Beberapa minggu sebelum masuk sekolah, kami 'menanamkan' ide ke Alma kalau Alma sekarang sudah besar, sudah bisa masuk sekolah supaya tambah pintar dan punya teman banyak. Beberapa kali kalau berjalan-jalan melewati calon sekolahnya, Alma selalu bertanya kapan masuk sekolah karena ingin bermain ayunan, perosotan, dan bak pasir di halaman sekolahnya. Seminggu sebelum hari pertama sekolah, guru kelas Alma mengirim email tentang nama para guru dan asisten kelas, tanggal hari pertama masuk sekolah, waktu sekolah, batas waktu penjemputan, peraturan sekolah, serta checklist barang-barang yang harus disediakan. Informatif dan ringkas.
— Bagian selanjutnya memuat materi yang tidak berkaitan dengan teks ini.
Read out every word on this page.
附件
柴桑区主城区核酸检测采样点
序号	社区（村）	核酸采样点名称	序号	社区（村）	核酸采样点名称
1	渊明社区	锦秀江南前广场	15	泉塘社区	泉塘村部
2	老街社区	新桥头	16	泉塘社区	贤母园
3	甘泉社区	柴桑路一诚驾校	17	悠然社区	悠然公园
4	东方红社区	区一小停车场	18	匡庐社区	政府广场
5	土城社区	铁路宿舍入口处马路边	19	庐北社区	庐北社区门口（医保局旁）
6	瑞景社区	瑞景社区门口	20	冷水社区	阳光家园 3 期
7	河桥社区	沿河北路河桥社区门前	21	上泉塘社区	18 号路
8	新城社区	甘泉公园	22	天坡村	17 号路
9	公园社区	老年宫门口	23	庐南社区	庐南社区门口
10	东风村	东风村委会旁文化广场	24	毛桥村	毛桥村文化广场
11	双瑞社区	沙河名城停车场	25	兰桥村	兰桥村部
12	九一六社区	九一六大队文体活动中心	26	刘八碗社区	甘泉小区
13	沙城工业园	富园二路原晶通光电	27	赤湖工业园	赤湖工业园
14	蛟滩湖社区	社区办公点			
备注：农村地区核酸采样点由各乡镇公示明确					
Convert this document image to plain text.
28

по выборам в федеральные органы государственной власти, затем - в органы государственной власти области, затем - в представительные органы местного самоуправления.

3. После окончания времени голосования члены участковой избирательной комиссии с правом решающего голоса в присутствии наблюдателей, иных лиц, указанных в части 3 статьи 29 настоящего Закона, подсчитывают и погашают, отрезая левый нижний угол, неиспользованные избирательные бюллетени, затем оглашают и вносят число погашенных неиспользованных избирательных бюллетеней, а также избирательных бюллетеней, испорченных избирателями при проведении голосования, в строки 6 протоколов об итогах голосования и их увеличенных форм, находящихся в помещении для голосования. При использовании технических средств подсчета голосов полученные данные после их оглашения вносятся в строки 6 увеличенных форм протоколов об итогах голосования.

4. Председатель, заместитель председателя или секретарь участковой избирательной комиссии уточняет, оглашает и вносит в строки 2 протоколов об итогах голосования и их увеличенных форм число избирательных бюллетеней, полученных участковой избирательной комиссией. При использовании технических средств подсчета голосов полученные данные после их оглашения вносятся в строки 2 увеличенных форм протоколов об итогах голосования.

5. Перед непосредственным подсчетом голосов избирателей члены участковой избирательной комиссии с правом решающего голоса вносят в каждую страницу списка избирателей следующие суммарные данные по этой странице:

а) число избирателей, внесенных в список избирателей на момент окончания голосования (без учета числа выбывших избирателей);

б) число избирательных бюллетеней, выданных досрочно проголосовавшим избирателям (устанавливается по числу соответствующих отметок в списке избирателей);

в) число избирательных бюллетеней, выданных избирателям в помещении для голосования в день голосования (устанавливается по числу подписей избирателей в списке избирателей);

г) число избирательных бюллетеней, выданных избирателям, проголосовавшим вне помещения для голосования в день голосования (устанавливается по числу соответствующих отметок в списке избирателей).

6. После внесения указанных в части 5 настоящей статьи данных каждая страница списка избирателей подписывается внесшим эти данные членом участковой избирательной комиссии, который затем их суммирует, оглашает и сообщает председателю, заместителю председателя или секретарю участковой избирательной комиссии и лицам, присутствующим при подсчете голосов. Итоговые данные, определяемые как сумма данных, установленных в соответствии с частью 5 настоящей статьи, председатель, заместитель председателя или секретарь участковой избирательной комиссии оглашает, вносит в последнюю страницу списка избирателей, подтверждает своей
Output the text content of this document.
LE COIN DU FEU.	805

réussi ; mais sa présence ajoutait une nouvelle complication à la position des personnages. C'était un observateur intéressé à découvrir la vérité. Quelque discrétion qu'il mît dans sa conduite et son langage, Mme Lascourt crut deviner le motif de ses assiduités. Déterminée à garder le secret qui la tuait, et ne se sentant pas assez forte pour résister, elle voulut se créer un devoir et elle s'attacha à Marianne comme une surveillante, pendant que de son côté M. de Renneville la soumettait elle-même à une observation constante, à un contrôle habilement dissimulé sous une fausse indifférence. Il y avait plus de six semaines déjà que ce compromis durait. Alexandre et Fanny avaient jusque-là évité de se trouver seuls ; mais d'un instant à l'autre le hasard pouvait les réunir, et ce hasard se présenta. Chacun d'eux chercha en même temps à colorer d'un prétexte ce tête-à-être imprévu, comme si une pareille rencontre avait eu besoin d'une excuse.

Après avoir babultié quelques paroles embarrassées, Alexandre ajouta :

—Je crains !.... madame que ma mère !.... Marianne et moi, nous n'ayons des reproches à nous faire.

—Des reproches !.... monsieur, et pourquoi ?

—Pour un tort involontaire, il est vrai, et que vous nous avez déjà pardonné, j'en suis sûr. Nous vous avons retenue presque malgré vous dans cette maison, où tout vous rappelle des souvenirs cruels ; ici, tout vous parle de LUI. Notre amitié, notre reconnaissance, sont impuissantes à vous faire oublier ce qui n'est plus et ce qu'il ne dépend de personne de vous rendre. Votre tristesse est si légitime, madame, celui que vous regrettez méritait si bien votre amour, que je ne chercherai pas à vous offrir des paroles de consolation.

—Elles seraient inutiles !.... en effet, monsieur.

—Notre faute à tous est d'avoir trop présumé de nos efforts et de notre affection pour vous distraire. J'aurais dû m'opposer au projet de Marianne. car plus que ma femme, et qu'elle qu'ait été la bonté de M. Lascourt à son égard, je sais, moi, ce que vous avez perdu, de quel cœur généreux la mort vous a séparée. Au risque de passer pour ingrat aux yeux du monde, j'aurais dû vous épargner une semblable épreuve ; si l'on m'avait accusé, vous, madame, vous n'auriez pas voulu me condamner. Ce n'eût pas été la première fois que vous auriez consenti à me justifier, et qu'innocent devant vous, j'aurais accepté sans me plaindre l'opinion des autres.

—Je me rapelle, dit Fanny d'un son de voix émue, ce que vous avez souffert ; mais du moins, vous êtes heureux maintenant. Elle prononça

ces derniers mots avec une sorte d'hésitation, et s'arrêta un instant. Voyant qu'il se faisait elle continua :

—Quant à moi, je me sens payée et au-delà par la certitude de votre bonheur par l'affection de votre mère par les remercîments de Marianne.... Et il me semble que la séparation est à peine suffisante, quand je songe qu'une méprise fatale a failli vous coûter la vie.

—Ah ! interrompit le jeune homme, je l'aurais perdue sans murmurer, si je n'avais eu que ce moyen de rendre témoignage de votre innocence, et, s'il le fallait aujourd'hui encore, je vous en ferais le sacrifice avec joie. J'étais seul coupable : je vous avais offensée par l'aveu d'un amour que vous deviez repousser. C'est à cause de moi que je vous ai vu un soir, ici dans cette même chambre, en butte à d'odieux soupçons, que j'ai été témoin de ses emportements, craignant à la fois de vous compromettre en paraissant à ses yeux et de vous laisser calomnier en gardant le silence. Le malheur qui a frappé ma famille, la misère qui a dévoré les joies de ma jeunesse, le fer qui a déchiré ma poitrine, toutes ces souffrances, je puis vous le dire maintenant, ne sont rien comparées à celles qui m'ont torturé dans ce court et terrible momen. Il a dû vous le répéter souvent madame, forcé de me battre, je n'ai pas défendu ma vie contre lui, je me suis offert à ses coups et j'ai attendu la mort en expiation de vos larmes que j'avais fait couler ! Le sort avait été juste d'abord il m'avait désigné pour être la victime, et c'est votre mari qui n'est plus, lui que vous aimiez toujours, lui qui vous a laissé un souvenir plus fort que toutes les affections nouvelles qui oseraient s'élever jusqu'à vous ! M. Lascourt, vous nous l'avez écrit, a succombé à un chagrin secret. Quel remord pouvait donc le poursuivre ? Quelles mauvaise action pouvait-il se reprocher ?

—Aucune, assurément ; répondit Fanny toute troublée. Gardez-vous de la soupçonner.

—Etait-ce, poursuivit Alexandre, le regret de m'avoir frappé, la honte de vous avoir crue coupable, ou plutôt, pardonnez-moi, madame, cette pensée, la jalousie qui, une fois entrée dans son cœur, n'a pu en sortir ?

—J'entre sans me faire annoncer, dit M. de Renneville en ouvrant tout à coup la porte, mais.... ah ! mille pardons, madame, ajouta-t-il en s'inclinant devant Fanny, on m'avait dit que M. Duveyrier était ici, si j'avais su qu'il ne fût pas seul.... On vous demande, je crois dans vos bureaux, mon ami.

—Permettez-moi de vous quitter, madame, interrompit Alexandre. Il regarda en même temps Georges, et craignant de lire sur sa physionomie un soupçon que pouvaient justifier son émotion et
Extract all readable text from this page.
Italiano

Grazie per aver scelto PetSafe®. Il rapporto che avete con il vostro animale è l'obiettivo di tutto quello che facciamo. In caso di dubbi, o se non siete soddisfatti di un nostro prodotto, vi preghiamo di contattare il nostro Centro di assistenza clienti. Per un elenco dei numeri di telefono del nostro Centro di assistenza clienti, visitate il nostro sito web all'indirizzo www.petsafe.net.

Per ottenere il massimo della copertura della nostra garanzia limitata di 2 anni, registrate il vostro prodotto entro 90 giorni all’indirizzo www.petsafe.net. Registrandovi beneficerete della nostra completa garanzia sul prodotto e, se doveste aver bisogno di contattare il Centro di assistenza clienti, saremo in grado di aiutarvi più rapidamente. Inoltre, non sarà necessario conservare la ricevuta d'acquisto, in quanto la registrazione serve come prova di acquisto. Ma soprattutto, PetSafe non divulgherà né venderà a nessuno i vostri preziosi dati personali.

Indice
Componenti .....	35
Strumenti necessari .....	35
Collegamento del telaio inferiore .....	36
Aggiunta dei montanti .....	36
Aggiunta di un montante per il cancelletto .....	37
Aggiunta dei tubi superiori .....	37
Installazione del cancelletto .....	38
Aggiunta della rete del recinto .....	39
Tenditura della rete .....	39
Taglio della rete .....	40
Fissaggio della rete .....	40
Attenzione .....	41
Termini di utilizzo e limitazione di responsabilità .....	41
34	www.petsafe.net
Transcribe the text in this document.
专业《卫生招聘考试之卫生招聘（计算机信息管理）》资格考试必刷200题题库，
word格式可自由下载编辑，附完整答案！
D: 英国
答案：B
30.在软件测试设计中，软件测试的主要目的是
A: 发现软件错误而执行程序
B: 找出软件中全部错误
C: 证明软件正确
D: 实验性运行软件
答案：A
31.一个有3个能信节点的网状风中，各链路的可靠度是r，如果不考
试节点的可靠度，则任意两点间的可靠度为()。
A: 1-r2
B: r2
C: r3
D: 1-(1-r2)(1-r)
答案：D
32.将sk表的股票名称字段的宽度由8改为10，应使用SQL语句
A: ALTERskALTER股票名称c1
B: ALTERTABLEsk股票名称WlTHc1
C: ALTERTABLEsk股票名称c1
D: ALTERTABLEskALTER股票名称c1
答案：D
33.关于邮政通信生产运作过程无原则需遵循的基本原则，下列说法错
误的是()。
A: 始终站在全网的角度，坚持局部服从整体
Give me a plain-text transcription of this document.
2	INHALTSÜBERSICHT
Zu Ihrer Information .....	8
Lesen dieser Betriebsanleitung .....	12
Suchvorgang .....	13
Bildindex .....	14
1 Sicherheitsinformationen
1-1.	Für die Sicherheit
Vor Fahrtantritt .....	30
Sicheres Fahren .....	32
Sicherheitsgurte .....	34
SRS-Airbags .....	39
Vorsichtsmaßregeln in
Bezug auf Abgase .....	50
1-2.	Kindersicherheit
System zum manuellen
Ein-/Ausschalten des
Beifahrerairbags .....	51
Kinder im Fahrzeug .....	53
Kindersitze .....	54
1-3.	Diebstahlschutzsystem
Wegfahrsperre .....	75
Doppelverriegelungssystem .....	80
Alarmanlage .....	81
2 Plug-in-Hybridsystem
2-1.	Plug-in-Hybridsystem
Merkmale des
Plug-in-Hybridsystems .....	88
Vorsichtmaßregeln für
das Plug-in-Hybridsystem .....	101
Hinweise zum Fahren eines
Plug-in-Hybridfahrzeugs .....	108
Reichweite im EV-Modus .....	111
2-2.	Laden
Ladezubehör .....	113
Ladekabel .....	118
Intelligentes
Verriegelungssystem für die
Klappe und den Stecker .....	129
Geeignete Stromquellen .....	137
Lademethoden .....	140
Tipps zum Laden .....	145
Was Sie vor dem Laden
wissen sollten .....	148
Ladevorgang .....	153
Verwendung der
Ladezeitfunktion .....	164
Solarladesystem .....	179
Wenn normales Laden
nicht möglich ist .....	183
Hari pertama sekolah: sukses! Saking suksesnya sampai Alma tidak mau diajak pulang. Saat datang ke sekolah, kami disambut oleh guru sekolah Alma yang langsung mengantar kami bertiga ke taman bermain di halaman sekolah. Di sana sudah ada lima orang guru yang mengawasi sekitar delapan orang anak dari usia 2 sampai 5 tahun yang sedang bermain. Para orangtua kemudian diantar oleh kepala sekolah berkeliling ke playground, kelas, area dapur umum, ruang istirahat, kamar mandi sekolah serta area sekitar sekolah. Kepala sekolah juga menjelaskan untuk 1-2 hari pertama di sekolah, anak cukup masuk dua jam saja untuk pengenalan. Pada hari ketiga, anak boleh mulai ditinggal dan dijemput seusai makan siang. Keringanan ini boleh dicobakan sampai seminggu. Setelah seminggu diharapkan anak sudah bisa ditinggal sampai sore hari saat dijemput. TK di Norwegia biasanya sekaligus merupakan daycare, diperuntukkan untuk anak usia satu tahun sampai lima tahun dan dibagi menjadi kelas untuk bayi, batita serta kelas kanak-kanak. Satu kelas berisi sekitar lima belas anak, dipegang oleh satu guru dan tiga guru asisten yang semuanya adalah pedagogisk. Siang hari, anak boleh tidur siang di ruangan khusus untuk istirahat. Anak biasanya dijemput sekitar pukul tiga sampai empat sore saat orang tuanya pulang kerja. Keterlambatan orangtua saat menjemput anak menjadi salah satu hal yang akan serius ditangani.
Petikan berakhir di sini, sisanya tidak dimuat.